I'd complete my answer by touching on the topic of fixed-length vs. variable length instruction format (even though you didn't explicitly asked for it). MIPS (and most RISC) CPUs have fixed-length encoding. This tremendously simplifies the implementation of a CPU pipeline, as instructions can be decoded and input registers read within a single cycle (assuming that register locations are fixed in a given instruction format which is true for MIPS). Additionally, the fetching is simplified as instructions are always of the same length so there's no need to start decoding the instruction to find its length.

There are of course disadvantages: the possibility to generate compact binary is reduced which leads to larger programs which in turn leads to poorer cache performance.
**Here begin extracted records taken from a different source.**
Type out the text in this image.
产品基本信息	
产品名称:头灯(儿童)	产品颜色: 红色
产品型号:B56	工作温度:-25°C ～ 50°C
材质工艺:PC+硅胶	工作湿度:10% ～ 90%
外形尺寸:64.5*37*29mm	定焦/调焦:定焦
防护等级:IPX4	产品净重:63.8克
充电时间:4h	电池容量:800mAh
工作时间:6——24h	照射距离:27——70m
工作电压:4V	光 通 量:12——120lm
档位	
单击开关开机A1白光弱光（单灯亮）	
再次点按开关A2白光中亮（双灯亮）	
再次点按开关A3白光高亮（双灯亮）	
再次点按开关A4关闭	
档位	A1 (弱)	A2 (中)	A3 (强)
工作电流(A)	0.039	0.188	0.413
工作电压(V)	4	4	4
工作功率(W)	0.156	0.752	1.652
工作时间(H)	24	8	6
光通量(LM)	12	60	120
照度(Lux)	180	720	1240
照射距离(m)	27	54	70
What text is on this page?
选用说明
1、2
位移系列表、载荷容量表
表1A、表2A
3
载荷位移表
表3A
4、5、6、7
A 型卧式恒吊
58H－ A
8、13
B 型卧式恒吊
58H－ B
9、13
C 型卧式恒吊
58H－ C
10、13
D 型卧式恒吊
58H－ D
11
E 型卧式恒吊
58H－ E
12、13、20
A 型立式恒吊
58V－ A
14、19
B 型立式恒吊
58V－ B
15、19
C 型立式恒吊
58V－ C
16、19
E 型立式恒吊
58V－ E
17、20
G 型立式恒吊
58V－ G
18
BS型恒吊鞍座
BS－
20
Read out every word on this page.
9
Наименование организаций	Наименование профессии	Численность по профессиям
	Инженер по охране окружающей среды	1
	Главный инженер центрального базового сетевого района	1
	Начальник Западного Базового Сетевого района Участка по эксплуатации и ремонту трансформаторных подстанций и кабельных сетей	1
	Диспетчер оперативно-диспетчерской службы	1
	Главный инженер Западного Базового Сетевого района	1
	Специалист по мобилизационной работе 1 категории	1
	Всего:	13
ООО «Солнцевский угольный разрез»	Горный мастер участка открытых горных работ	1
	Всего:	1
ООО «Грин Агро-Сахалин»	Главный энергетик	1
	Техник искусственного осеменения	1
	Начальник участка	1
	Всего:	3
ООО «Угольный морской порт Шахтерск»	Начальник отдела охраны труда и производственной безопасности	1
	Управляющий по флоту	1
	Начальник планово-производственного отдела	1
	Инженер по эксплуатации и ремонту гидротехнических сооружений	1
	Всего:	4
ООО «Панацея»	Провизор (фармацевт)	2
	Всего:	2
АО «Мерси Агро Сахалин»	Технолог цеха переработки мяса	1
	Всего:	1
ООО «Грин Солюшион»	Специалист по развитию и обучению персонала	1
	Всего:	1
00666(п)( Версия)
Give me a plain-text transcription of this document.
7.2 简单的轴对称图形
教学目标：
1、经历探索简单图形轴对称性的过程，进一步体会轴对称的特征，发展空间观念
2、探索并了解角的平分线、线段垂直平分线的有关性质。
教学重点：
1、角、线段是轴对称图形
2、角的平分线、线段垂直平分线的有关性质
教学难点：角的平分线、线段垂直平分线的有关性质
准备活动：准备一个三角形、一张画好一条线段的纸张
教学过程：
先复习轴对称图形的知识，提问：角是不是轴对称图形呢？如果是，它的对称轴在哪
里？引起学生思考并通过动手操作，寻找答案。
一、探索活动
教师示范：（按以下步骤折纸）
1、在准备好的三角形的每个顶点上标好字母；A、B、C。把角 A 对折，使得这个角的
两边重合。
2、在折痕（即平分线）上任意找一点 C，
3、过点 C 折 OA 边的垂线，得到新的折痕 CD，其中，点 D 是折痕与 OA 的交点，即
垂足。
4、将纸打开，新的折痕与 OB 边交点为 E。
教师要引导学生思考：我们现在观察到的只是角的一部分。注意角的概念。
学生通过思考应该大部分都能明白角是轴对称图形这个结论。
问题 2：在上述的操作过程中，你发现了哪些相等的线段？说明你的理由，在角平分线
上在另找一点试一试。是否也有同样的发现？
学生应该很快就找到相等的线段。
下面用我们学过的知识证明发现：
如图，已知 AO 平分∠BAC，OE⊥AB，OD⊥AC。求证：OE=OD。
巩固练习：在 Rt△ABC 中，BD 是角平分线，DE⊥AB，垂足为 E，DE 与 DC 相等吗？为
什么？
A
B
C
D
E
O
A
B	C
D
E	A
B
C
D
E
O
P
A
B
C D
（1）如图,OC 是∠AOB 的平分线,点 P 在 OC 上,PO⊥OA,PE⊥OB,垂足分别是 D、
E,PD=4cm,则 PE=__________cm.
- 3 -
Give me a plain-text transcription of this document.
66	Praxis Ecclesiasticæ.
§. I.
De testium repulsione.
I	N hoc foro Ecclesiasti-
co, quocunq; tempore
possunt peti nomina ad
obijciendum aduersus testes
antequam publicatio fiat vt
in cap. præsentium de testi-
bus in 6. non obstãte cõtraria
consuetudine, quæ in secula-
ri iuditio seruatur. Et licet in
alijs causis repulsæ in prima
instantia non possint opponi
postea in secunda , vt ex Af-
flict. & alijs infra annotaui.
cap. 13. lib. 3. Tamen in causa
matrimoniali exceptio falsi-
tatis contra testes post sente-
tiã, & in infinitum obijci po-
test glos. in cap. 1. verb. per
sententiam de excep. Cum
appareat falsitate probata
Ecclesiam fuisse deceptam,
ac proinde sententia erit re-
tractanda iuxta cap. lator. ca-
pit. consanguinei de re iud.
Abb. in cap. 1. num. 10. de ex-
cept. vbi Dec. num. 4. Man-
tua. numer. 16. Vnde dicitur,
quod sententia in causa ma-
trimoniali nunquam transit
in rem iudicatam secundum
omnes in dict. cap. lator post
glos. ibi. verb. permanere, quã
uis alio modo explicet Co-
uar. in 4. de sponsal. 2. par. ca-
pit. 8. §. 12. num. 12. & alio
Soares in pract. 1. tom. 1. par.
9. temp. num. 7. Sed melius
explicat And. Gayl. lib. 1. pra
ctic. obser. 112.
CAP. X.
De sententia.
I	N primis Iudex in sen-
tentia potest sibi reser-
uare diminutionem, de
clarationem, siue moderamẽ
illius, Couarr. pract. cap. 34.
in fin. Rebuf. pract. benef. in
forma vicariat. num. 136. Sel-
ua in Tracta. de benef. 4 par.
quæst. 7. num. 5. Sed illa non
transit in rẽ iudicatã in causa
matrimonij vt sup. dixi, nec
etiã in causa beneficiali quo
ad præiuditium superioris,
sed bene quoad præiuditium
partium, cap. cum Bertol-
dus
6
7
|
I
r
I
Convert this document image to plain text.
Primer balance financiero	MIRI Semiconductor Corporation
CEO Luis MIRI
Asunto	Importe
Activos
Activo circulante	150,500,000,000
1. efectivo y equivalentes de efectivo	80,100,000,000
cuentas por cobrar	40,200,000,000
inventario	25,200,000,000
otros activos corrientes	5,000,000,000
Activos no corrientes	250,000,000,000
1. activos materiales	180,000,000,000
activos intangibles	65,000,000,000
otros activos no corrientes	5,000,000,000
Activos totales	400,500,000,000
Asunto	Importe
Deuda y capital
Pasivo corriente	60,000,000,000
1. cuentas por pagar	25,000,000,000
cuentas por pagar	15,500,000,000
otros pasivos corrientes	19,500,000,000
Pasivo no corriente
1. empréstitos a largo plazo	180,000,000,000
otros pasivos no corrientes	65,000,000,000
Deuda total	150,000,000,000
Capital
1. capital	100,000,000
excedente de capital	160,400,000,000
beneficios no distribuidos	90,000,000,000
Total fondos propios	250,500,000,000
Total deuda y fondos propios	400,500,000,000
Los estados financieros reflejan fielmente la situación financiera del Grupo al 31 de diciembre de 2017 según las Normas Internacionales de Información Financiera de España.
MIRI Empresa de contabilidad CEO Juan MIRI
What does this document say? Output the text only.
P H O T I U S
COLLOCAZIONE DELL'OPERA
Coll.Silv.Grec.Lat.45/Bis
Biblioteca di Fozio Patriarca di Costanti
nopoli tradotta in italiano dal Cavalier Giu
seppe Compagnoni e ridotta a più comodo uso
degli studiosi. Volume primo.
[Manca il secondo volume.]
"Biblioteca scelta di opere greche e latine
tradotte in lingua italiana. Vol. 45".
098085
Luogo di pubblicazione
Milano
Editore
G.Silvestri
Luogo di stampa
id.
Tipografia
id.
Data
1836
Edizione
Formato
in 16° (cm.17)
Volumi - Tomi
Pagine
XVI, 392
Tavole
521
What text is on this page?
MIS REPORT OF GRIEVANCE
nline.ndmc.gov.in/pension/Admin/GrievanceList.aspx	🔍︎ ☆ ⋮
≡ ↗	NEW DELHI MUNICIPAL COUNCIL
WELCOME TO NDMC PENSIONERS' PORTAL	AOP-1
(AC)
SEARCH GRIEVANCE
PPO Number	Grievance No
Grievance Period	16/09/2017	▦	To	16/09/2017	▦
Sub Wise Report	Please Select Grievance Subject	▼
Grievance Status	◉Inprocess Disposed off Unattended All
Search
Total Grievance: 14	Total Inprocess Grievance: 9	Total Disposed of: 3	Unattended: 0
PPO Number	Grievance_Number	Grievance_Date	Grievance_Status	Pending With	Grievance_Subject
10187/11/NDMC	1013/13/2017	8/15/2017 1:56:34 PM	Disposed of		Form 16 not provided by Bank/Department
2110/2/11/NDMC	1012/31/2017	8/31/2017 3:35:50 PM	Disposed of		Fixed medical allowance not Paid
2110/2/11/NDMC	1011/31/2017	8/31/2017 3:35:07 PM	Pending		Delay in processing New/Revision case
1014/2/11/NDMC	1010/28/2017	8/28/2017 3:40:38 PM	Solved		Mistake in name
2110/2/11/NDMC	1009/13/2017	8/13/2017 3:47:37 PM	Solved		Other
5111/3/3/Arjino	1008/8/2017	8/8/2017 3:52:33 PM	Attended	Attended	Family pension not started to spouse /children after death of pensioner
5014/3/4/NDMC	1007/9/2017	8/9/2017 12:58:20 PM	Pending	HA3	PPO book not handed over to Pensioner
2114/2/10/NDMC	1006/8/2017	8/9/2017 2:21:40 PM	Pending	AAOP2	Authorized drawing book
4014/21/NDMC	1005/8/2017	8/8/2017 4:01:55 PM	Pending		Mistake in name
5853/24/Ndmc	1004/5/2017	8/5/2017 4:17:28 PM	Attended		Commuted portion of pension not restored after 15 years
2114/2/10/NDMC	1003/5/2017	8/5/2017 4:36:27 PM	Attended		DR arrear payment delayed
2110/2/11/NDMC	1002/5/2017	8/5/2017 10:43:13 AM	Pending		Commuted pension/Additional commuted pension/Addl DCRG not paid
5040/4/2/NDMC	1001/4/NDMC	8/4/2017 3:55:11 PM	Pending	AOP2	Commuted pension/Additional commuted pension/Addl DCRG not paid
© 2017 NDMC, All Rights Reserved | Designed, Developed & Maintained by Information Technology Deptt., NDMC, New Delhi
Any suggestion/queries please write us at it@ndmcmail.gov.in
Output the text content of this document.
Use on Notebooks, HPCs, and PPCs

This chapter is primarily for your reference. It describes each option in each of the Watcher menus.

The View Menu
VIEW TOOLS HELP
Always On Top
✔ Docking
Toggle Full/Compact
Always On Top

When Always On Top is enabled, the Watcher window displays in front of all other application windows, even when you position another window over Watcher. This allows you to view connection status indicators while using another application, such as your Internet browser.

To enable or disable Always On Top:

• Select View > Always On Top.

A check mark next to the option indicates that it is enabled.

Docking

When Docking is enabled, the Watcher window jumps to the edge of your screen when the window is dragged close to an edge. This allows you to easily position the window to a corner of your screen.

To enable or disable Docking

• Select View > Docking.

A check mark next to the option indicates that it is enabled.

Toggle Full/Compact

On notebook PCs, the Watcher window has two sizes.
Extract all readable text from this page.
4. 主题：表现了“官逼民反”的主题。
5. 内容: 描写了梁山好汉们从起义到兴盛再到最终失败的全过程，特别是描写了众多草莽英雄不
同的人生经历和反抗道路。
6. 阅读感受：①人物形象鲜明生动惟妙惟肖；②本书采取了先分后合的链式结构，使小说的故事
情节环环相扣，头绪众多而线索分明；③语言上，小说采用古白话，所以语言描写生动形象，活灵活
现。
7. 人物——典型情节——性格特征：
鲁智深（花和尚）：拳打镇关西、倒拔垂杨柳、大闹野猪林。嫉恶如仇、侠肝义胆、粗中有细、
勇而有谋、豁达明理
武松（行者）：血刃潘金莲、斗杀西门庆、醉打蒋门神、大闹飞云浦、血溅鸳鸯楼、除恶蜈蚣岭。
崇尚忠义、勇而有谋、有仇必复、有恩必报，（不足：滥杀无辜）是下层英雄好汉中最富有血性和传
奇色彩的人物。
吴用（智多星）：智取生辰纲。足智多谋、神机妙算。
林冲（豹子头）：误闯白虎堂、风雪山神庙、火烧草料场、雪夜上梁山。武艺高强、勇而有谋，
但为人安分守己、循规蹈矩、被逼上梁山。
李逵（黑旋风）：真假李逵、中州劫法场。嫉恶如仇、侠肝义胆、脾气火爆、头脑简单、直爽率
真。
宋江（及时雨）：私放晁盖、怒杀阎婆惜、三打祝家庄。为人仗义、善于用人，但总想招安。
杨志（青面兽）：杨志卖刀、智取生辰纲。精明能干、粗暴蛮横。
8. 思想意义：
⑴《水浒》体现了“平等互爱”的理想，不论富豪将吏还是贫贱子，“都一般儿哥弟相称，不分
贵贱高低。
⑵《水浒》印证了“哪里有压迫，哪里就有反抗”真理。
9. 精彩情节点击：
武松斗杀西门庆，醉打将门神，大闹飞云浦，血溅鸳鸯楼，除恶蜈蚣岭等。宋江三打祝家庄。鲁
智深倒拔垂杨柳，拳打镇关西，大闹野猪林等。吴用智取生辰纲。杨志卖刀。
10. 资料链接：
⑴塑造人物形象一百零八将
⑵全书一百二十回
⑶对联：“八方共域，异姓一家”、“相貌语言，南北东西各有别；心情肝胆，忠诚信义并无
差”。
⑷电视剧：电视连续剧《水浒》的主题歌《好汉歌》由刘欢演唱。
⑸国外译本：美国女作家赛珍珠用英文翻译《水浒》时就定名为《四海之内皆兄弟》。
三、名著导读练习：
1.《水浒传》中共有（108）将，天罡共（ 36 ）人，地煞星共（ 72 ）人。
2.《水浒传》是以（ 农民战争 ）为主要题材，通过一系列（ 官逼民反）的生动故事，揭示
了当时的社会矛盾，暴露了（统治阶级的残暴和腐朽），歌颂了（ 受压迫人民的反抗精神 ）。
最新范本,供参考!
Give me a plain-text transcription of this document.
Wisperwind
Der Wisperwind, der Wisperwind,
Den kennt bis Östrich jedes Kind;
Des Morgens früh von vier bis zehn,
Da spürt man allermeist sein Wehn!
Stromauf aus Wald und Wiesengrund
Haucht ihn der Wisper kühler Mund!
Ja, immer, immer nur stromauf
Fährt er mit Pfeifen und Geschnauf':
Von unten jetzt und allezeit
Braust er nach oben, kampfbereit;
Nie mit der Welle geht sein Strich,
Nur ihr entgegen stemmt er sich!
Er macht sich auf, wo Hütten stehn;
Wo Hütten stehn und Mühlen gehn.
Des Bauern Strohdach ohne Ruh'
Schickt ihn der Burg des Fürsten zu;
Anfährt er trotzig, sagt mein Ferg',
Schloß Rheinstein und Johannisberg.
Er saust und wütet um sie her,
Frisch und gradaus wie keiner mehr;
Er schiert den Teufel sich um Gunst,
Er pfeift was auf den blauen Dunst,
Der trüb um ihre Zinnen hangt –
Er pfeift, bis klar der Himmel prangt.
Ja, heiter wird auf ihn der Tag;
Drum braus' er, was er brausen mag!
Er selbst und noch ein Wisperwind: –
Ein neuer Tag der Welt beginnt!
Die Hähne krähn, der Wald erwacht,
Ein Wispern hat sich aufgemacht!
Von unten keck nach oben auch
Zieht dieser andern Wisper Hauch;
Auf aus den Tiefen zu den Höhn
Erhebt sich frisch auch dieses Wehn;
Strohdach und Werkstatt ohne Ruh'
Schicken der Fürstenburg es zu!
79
Additionally, memory traffic is increased as well as more bytes of data are read/written from/to memory which might be important for energy efficient platforms.

This advantage has led to some RISC architectures defining a 16-bit instruction-length mode ([MIPS16][2] or ARM Thumb), or even a variable-length instruction set ([ARM Thumb2][3] has 16-bit and 32-bit instructions). Unlike x86, Thumb2 was designed to make it easy to determine instruction-length quickly, so it's still easy for CPUs to decode.

These compacted ISAs often require more instructions to implement the same program, but take less total space and run faster if code-fetch is more of a bottleneck than instruction throughput in the pipeline. (Small / nonexistent instruction cache, and/or reading from a ROM in an embedded CPU).